Nahezu das komplette Projekt lief unter Coronabedingungen ab, lediglich das Kickoff-Meeting konnte noch kurz vor dem Lockdown im März als reales Treffen abgehalten werden. Die weiteren Absprachen liefen dann über Microsoft Teams. Dabei bewährten sich die 3D-Darstellungen aus Ansys als Kommunikationsmittel.
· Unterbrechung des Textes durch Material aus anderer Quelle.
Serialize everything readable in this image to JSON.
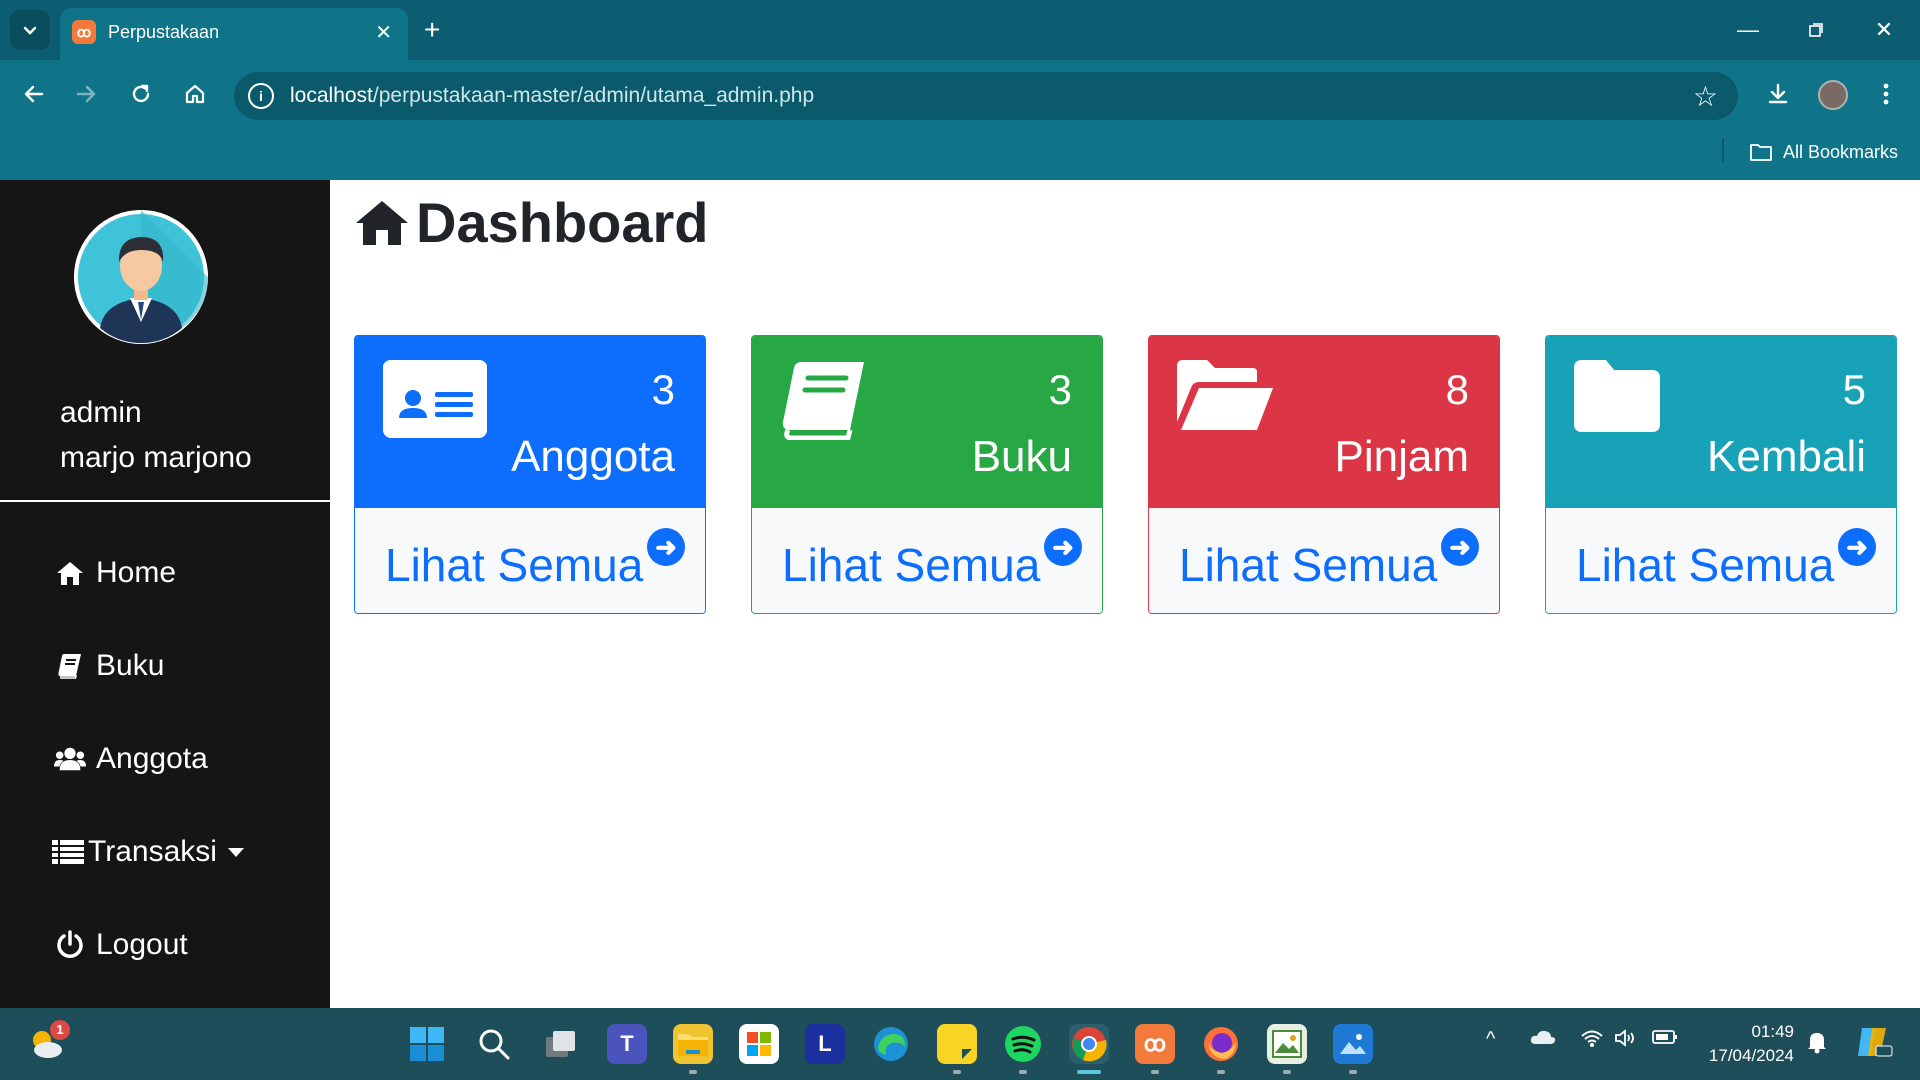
{
  "browser": {
    "tab_title": "Perpustakaan",
    "url_host": "localhost",
    "url_path": "/perpustakaan-master/admin/utama_admin.php",
    "bookmarks_label": "All Bookmarks"
  },
  "sidebar": {
    "user_role": "admin",
    "user_name": "marjo marjono",
    "items": [
      {
        "label": "Home",
        "icon": "home-icon"
      },
      {
        "label": "Buku",
        "icon": "book-icon"
      },
      {
        "label": "Anggota",
        "icon": "users-icon"
      },
      {
        "label": "Transaksi",
        "icon": "list-icon"
      },
      {
        "label": "Logout",
        "icon": "power-icon"
      }
    ]
  },
  "main": {
    "title": "Dashboard",
    "cards": [
      {
        "count": "3",
        "label": "Anggota",
        "link": "Lihat Semua",
        "color": "#0d6efd",
        "icon": "id-card-icon"
      },
      {
        "count": "3",
        "label": "Buku",
        "link": "Lihat Semua",
        "color": "#28a745",
        "icon": "book-icon"
      },
      {
        "count": "8",
        "label": "Pinjam",
        "link": "Lihat Semua",
        "color": "#dc3545",
        "icon": "folder-open-icon"
      },
      {
        "count": "5",
        "label": "Kembali",
        "link": "Lihat Semua",
        "color": "#17a2b8",
        "icon": "folder-icon"
      }
    ]
  },
  "taskbar": {
    "weather_badge": "1",
    "time": "01:49",
    "date": "17/04/2024"
  }
}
Dank der Einfärbung der 3D-Modelle mit den unterschiedlichen Spannungen im Bauteil konnten Problemstellen auch im Videomeeting klar kommuniziert und Lösungen gefunden werden. 

Erfolgreiche Partnerschaft 

Franz Öhlert ist mit der Zusammenarbeit in der Partnerschaft sehr zufrieden: „Es handelte sich hier zwar nicht um einen realen Kundenauftrag, sondern wir wollten aus eigenem Antrieb herausfinden, welche Einsparungen sich mit Topologieoptimierung und additiver Fertigung erreichen lassen. Trotzdem war es eine sehr realistische Zusammenarbeit, auch in realen Projekten hätten wir mit Rosswag und CADFEM zusammengearbeitet – beziehungsweise haben es schon getan. Die Zusammenarbeit zwischen Franke als Lagerspezialist, Rosswag mit seiner Erfahrung im 3D- Druck und mit Metallwerkstoffen sowie CADFEM als Experte für die numerische Simulation war effizient und sehr angenehm. Wir kamen mit annehmbarem Aufwand zu einem tollen Ergebnis und wir werden die Erfahrungen aus diesem Projekt sicherlich in der Praxis nutzen können.” 

Auch Florian Hollaus ist zufrieden mit dem Projekt: „Wir konnten zeigen, dass wir mit der Software der Additive-Serie von Ansys den Druckvorgang so realistisch simulieren und optimieren können, dass der Druckprozess sauber durchläuft. Und die erreichten 16 Prozent Gewichtseinsparung an einem schon optimierten Bauteil sind sicher auch ein Statement, was Topologieoptimierung und die Freiheiten des 3D-Drucks zu erreichen in der Lage sind.” 

Philipp Schwarz schließt: „Wir als erfahrener Dienstleister profitieren von der Optimierung des Bauprozesses, die wir mit CADFEM umgesetzt haben. Metall-3D-Druck erfordert sehr hohe Investitionen in Maschinen, Material und Know-how, so dass jeder vermiedene Fehldruck eine spürbare Einsparung darstellt. Die Ansys Additive Suite hat uns nicht nur in diesem Projekt überzeugt, sondern  wird auch von uns schon seit mehreren Jahren erfolgreich im Tagesgeschäft eingesetzt.” 

Autor:  Dipl.-Ing. Ralf Steck ist freier Fachjournalist für die Bereiche CAD/CAM, IT und Maschinenbau in Friedrichshafen.